Overall heterozygosity estimates were comparable with what found in 50 European chicken breeds (lines) by Hillel et al. (2003), while they are similar with Chai chicken except that Yurlovcrower in Russia and Broiler dam line D were slightly higher (0.62). The results suggested that Chai chicken breeds have higher genetic diversity compared to others, which showed comparable results in terms of mean number of alleles per locus. In this case their heterozygosity estimates were slightly lower, however the highly significant deficit of heterozygotes were detected.

The estimation of Fst provided a significant value (Average Fst value = 0.0840). It is generally accepted that Fst values under 0.05 indicate negligible genetic differentiation while those over 0.25 indicate a great deal of genetic differentiation (Weir, 1996). The average value of the Mgration rate (Nm) found in Chai chicken was 2.7794. When Nm value was over 1, It shows no significant genetic differentiation and under 1 show genetic differentiation because of genetic drift, while those over 4 show a great deal of gene exchange (Allendorf, 1983). Therefore, genetic isolation was only demonstrated among these farms. All of them were situated several hundred kilometres away from each other and belonged to different owners and previous data did not suggest genetic interchanges among farms. The value of the Fixation Index (Fst) showed that approximately 8.4% of the genetic variability came from breed differences and the rest came from individual differences.

Fig. 1:	The results of PCR

In the light of the estimated Fst and Nm values, managers were consulted in a search for possible genetic relationships among farms and similar circumstances could not be found to justify not significant Fst.

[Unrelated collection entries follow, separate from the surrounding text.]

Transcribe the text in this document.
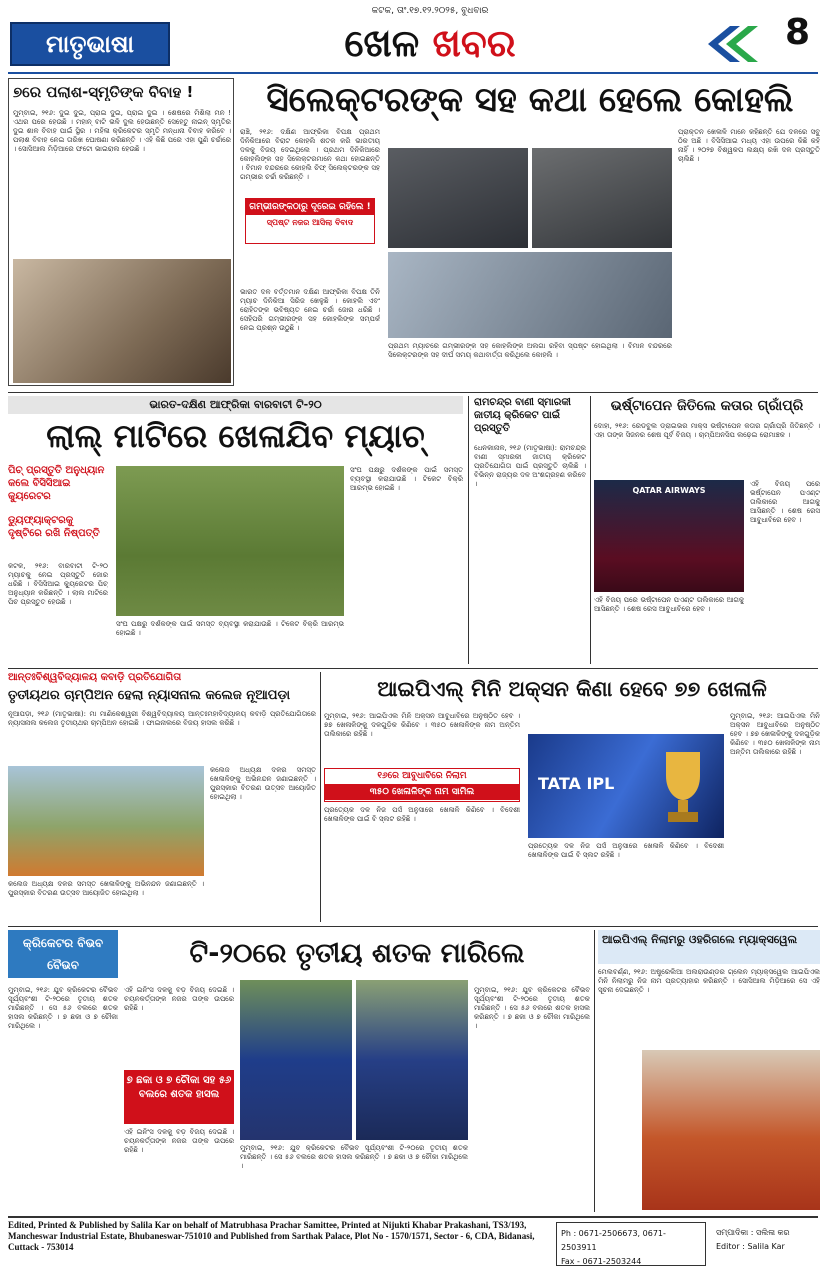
କଟକ, ତାଂ.୧୭.୧୨.୨୦୨୫, ବୁଧବାର
ମାତୃଭାଷା	ଖେଳ ଖବର	8
୭ରେ ପଲାଶ-ସ୍ମୃତିଙ୍କ ବିବାହ !
ମୁମ୍ବାଇ, ୨୧୬: ଦୁଇ ଦୁଇ, ପ୍ରାଇ ଦୁଇ, ପ୍ରାଇ ଦୁଇ । ଶେଷରେ ମିଶିଲା ମନ ! ଏଥର ପରେ ହେଉଛି । ମହାନ୍ ବାଟି ଭଳି ଦୁଲ ହେଉଛନ୍ତି ସେହେତୁ ନାଇନ୍ ସ୍ମୃତିର ଦୁଇ ଶାଳ ବିବାହ ପାଇଁ ସ୍ଥିର । ମହିଳା କ୍ରିକେଟର ସ୍ମୃତି ମନ୍ଧାନା ବିବାହ କରିବେ । ପଲାଶ ବିବାହ ନେଇ ତାରିଖ ଘୋଷଣା କରିଛନ୍ତି । ଏହି କିଛି ପରେ ଏହା ପୁଣି ଚର୍ଚ୍ଚାରେ । ସୋସିଆଲ ମିଡ଼ିଆରେ ଫଟୋ ଭାଇରାଲ ହେଉଛି ।
ସିଲେକ୍ଟରଙ୍କ ସହ କଥା ହେଲେ କୋହଲି
ରାଞ୍ଚି, ୨୧୬: ଦକ୍ଷିଣ ଆଫ୍ରିକା ବିପକ୍ଷ ପ୍ରଥମ ଦିନିକିଆରେ ବିରାଟ କୋହଲି ଶତକ କରି ଭାରତୀୟ ଦଳକୁ ବିଜୟ ଦେଇଥିଲେ । ପ୍ରଥମ ଦିନିକିଆରେ କୋହଲିଙ୍କ ସହ ସିଲେକ୍ଟରମାନେ କଥା ହୋଇଛନ୍ତି । ବିମାନ ବନ୍ଦରରେ କୋହଲି ଚିଫ୍ ସିଲେକ୍ଟରଙ୍କ ସହ ଗମ୍ଭୀର ଚର୍ଚ୍ଚା କରିଛନ୍ତି ।
ଗମ୍ଭୀରଙ୍କଠାରୁ ଦୂରେଇ ରହିଲେ !
ସ୍ପଷ୍ଟ ନଜର ଆସିଲା ବିବାଦ
ଭାରତ ଦଳ ବର୍ତ୍ତମାନ ଦକ୍ଷିଣ ଆଫ୍ରିକା ବିପକ୍ଷ ତିନି ମ୍ୟାଚ ଦିନିକିଆ ସିରିଜ ଖେଳୁଛି । କୋହଲି ଏବଂ ରୋହିତଙ୍କ ଭବିଷ୍ୟତ ନେଇ ଚର୍ଚ୍ଚା ଜୋର ଧରିଛି । ସେହିପରି ଗମ୍ଭୀରଙ୍କ ସହ କୋହଲିଙ୍କ ସମ୍ପର୍କ ନେଇ ପ୍ରଶ୍ନ ଉଠୁଛି ।
ପ୍ରାକ୍ତନ ଖେଳାଳି ମାନେ କହିଛନ୍ତି ଯେ ଦଳରେ ସବୁ ଠିକ ଅଛି । ବିସିସିଆଇ ମଧ୍ୟ ଏହା ଉପରେ କିଛି କହି ନାହିଁ । ୨୦୨୭ ବିଶ୍ୱକପ ଲକ୍ଷ୍ୟ ରଖି ଦଳ ପ୍ରସ୍ତୁତି ଚାଲିଛି ।
ପ୍ରଥମ ମ୍ୟାଚରେ ଗମ୍ଭୀରଙ୍କ ସହ କୋହଲିଙ୍କ ଅଲଗା ରହିବା ସ୍ପଷ୍ଟ ହୋଇଥିଲା । ବିମାନ ବନ୍ଦରରେ ସିଲେକ୍ଟରଙ୍କ ସହ ଦୀର୍ଘ ସମୟ କଥାବାର୍ତ୍ତା କରିଥିଲେ କୋହଲି ।
ଭାରତ-ଦକ୍ଷିଣ ଆଫ୍ରିକା ବାରବାଟୀ ଟି-୨୦
ଲାଲ୍ ମାଟିରେ ଖେଳାଯିବ ମ୍ୟାଚ୍
ପିଚ୍ ପ୍ରସ୍ତୁତି ଅନୁଧ୍ୟାନ କଲେ ବିସିସିଆଇ କ୍ୟୁରେଟର
ଡ୍ୟୁଫ୍ୟାକ୍ଟରକୁ ଦୃଷ୍ଟିରେ ରଖି ନିଷ୍ପତ୍ତି
କଟକ, ୨୧୬: ବାରବାଟୀ ଟି-୨୦ ମ୍ୟାଚକୁ ନେଇ ପ୍ରସ୍ତୁତି ଜୋର ଧରିଛି । ବିସିସିଆଇ କ୍ୟୁରେଟର ପିଚ୍ ଅନୁଧ୍ୟାନ କରିଛନ୍ତି । ଲାଲ ମାଟିରେ ପିଚ ପ୍ରସ୍ତୁତ ହେଉଛି ।
ସଂଘ ପକ୍ଷରୁ ଦର୍ଶକଙ୍କ ପାଇଁ ସମସ୍ତ ବ୍ୟବସ୍ଥା କରାଯାଉଛି । ଟିକେଟ ବିକ୍ରି ଆରମ୍ଭ ହୋଇଛି ।
ସଂଘ ପକ୍ଷରୁ ଦର୍ଶକଙ୍କ ପାଇଁ ସମସ୍ତ ବ୍ୟବସ୍ଥା କରାଯାଉଛି । ଟିକେଟ ବିକ୍ରି ଆରମ୍ଭ ହୋଇଛି ।
ରାମଚନ୍ଦ୍ର ବାଣୀ ସ୍ମାରକୀ ଜାତୀୟ କ୍ରିକେଟ ପାଇଁ ପ୍ରସ୍ତୁତି
ଧେନକାନାଳ, ୨୧୬ (ମାତୃଭାଷା): ରାମଚନ୍ଦ୍ର ବାଣୀ ସ୍ମାରକୀ ଜାତୀୟ କ୍ରିକେଟ ପ୍ରତିଯୋଗିତା ପାଇଁ ପ୍ରସ୍ତୁତି ଚାଲିଛି । ବିଭିନ୍ନ ରାଜ୍ୟର ଦଳ ଅଂଶଗ୍ରହଣ କରିବେ ।
ଭର୍ଷ୍ଟାପେନ ଜିତିଲେ କତାର ଗ୍ରାଁପ୍ରି
QATAR AIRWAYS
ଦୋହା, ୨୧୬: ରେଡବୁଲ ଡ୍ରାଇଭର ମାକ୍ସ ଭର୍ଷ୍ଟାପେନ କତାର ଗ୍ରାଁପ୍ରି ଜିତିଛନ୍ତି । ଏହା ତାଙ୍କ ସିଜନର ଶେଷ ପୂର୍ବ ବିଜୟ । ଚାମ୍ପିଅନସିପ ଲଢ଼େଇ ରୋମାଞ୍ଚକ ।
ଏହି ବିଜୟ ପରେ ଭର୍ଷ୍ଟାପେନ ପଏଣ୍ଟ ତାଲିକାରେ ଆଗକୁ ଆସିଛନ୍ତି । ଶେଷ ରେସ ଆବୁଧାବିରେ ହେବ ।
ଏହି ବିଜୟ ପରେ ଭର୍ଷ୍ଟାପେନ ପଏଣ୍ଟ ତାଲିକାରେ ଆଗକୁ ଆସିଛନ୍ତି । ଶେଷ ରେସ ଆବୁଧାବିରେ ହେବ ।
ଆନ୍ତଃବିଶ୍ୱବିଦ୍ୟାଳୟ କବାଡ଼ି ପ୍ରତିଯୋଗିତା
ତୃତୀୟଥର ଚାମ୍ପିଅନ ହେଲା ନ୍ୟାସନାଲ କଲେଜ ନୂଆପଡ଼ା
ନୂଆପଡ଼ା, ୨୧୬ (ମାତୃଭାଷା): ମା ମାଣିକେଶ୍ୱରୀ ବିଶ୍ୱବିଦ୍ୟାଳୟ ଆନ୍ତଃମହାବିଦ୍ୟାଳୟ କବାଡ଼ି ପ୍ରତିଯୋଗିତାରେ ନ୍ୟାସନାଲ କଲେଜ ତୃତୀୟଥର ଚାମ୍ପିଅନ ହୋଇଛି । ଫାଇନାଲରେ ବିଜୟ ହାସଲ କରିଛି ।
କଲେଜ ଅଧ୍ୟକ୍ଷ ଦଳର ସମସ୍ତ ଖେଳାଳିଙ୍କୁ ଅଭିନନ୍ଦନ ଜଣାଇଛନ୍ତି । ପୁରସ୍କାର ବିତରଣ ଉତ୍ସବ ଆୟୋଜିତ ହୋଇଥିଲା ।
କଲେଜ ଅଧ୍ୟକ୍ଷ ଦଳର ସମସ୍ତ ଖେଳାଳିଙ୍କୁ ଅଭିନନ୍ଦନ ଜଣାଇଛନ୍ତି । ପୁରସ୍କାର ବିତରଣ ଉତ୍ସବ ଆୟୋଜିତ ହୋଇଥିଲା ।
ଆଇପିଏଲ୍ ମିନି ଅକ୍ସନ କିଣା ହେବେ ୭୭ ଖେଳାଳି
ମୁମ୍ବାଇ, ୨୧୬: ଆଇପିଏଲ ମିନି ଅକ୍ସନ ଆବୁଧାବିରେ ଅନୁଷ୍ଠିତ ହେବ । ୭୭ ଖେଳାଳିଙ୍କୁ ଦଳଗୁଡ଼ିକ କିଣିବେ । ୩୫୦ ଖେଳାଳିଙ୍କ ନାମ ଅନ୍ତିମ ତାଲିକାରେ ରହିଛି ।
୧୬ରେ ଆବୁଧାବିରେ ନିଲାମ
୩୫୦ ଖେଳାଳିଙ୍କ ନାମ ସାମିଲ
ପ୍ରତ୍ୟେକ ଦଳ ନିଜ ପର୍ସ ଅନୁସାରେ ଖେଳାଳି କିଣିବେ । ବିଦେଶୀ ଖେଳାଳିଙ୍କ ପାଇଁ ବି ସ୍ଲଟ ରହିଛି ।
TATA IPL
ପ୍ରତ୍ୟେକ ଦଳ ନିଜ ପର୍ସ ଅନୁସାରେ ଖେଳାଳି କିଣିବେ । ବିଦେଶୀ ଖେଳାଳିଙ୍କ ପାଇଁ ବି ସ୍ଲଟ ରହିଛି ।
ମୁମ୍ବାଇ, ୨୧୬: ଆଇପିଏଲ ମିନି ଅକ୍ସନ ଆବୁଧାବିରେ ଅନୁଷ୍ଠିତ ହେବ । ୭୭ ଖେଳାଳିଙ୍କୁ ଦଳଗୁଡ଼ିକ କିଣିବେ । ୩୫୦ ଖେଳାଳିଙ୍କ ନାମ ଅନ୍ତିମ ତାଲିକାରେ ରହିଛି ।
କ୍ରିକେଟର ବିଭବ ବୈଭବ	ଟି-୨୦ରେ ତୃତୀୟ ଶତକ ମାରିଲେ
ମୁମ୍ବାଇ, ୨୧୬: ଯୁବ କ୍ରିକେଟର ବୈଭବ ସୂର୍ଯ୍ୟବଂଶୀ ଟି-୨୦ରେ ତୃତୀୟ ଶତକ ମାରିଛନ୍ତି । ସେ ୫୬ ବଲରେ ଶତକ ହାସଲ କରିଛନ୍ତି । ୭ ଛକା ଓ ୭ ଚୌକା ମାରିଥିଲେ ।
ଏହି ଇନିଂସ ଦଳକୁ ବଡ଼ ବିଜୟ ଦେଇଛି । ଚୟନକର୍ତ୍ତାଙ୍କ ନଜର ତାଙ୍କ ଉପରେ ରହିଛି ।
୭ ଛକା ଓ ୭ ଚୌକା ସହ ୫୬ ବଲରେ ଶତକ ହାସଲ
ଏହି ଇନିଂସ ଦଳକୁ ବଡ଼ ବିଜୟ ଦେଇଛି । ଚୟନକର୍ତ୍ତାଙ୍କ ନଜର ତାଙ୍କ ଉପରେ ରହିଛି ।	ମୁମ୍ବାଇ, ୨୧୬: ଯୁବ କ୍ରିକେଟର ବୈଭବ ସୂର୍ଯ୍ୟବଂଶୀ ଟି-୨୦ରେ ତୃତୀୟ ଶତକ ମାରିଛନ୍ତି । ସେ ୫୬ ବଲରେ ଶତକ ହାସଲ କରିଛନ୍ତି । ୭ ଛକା ଓ ୭ ଚୌକା ମାରିଥିଲେ ।
ମୁମ୍ବାଇ, ୨୧୬: ଯୁବ କ୍ରିକେଟର ବୈଭବ ସୂର୍ଯ୍ୟବଂଶୀ ଟି-୨୦ରେ ତୃତୀୟ ଶତକ ମାରିଛନ୍ତି । ସେ ୫୬ ବଲରେ ଶତକ ହାସଲ କରିଛନ୍ତି । ୭ ଛକା ଓ ୭ ଚୌକା ମାରିଥିଲେ ।
ଆଇପିଏଲ୍ ନିଲାମରୁ ଓହରିଗଲେ ମ୍ୟାକ୍ସୱେଲ
ମେଲବର୍ଣ୍ଣ, ୨୧୬: ଅଷ୍ଟ୍ରେଲିଆ ଅଲରାଉଣ୍ଡର ଗ୍ଲେନ ମ୍ୟାକ୍ସୱେଲ ଆଇପିଏଲ ମିନି ନିଲାମରୁ ନିଜ ନାମ ପ୍ରତ୍ୟାହାର କରିଛନ୍ତି । ସୋସିଆଲ ମିଡ଼ିଆରେ ସେ ଏହି ସୂଚନା ଦେଇଛନ୍ତି ।
Edited, Printed & Published by Salila Kar on behalf of Matrubhasa Prachar Samittee, Printed at Nijukti Khabar Prakashani, TS3/193, Mancheswar Industrial Estate, Bhubaneswar-751010 and Published from Sarthak Palace, Plot No - 1570/1571, Sector - 6, CDA, Bidanasi, Cuttack - 753014
Ph : 0671-2506673, 0671-2503911
Fax - 0671-2503244
ସମ୍ପାଦିକା : ସଲିଳା କର
Editor : Salila Kar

Breeds for both farms were selected randomly regardless of their origin when constitute conservation group, so some of them has common ancestor. This could provide a reasonable explanation for low Fst and Nm values. However, the analysis of Fst values in birds has important peculiarities as demonstrated by Barrowclough (1983) many conspecific bird populations are little differentiated and it is difficult to find local populations or subspecies with Fst values greater than 0.05. Therefore, the Fst values are in the ranks of usual observations in birds.

CONCLUSION

In this study, Chai chicken is mainly distributed in Hebei province located in southeastern part of Taihang Mountains region approximately 1200 years ago and has genetically differentiated with excellent characteristics. This is the first attempt to specifically quantify the genetic diversity of the Chai chicken with microsatellite markers, helps to better understand the genetic diversity and population structure. Therefore, it is extremely urgent and necessary to conserve Chai chicken. Since there are certain traits or genes unique to the Mountains region, they should be conserved as different units of management and conservation, even though they have a weak differentiation.

RECOMMENDATIONS

Two tentative and constructive plans or measures are suggestive of the following: the preservation of genetic diversity. More healthy individuals should be exchange at three farms to increase the observed heterozygosity, a key valuable index for the estimates of genetic diversity and the recruitment of Chai resources in origin region. To date, the exhaustions of natural resources in different mountains are severe and production are highly needed to restore and complement Chai populations.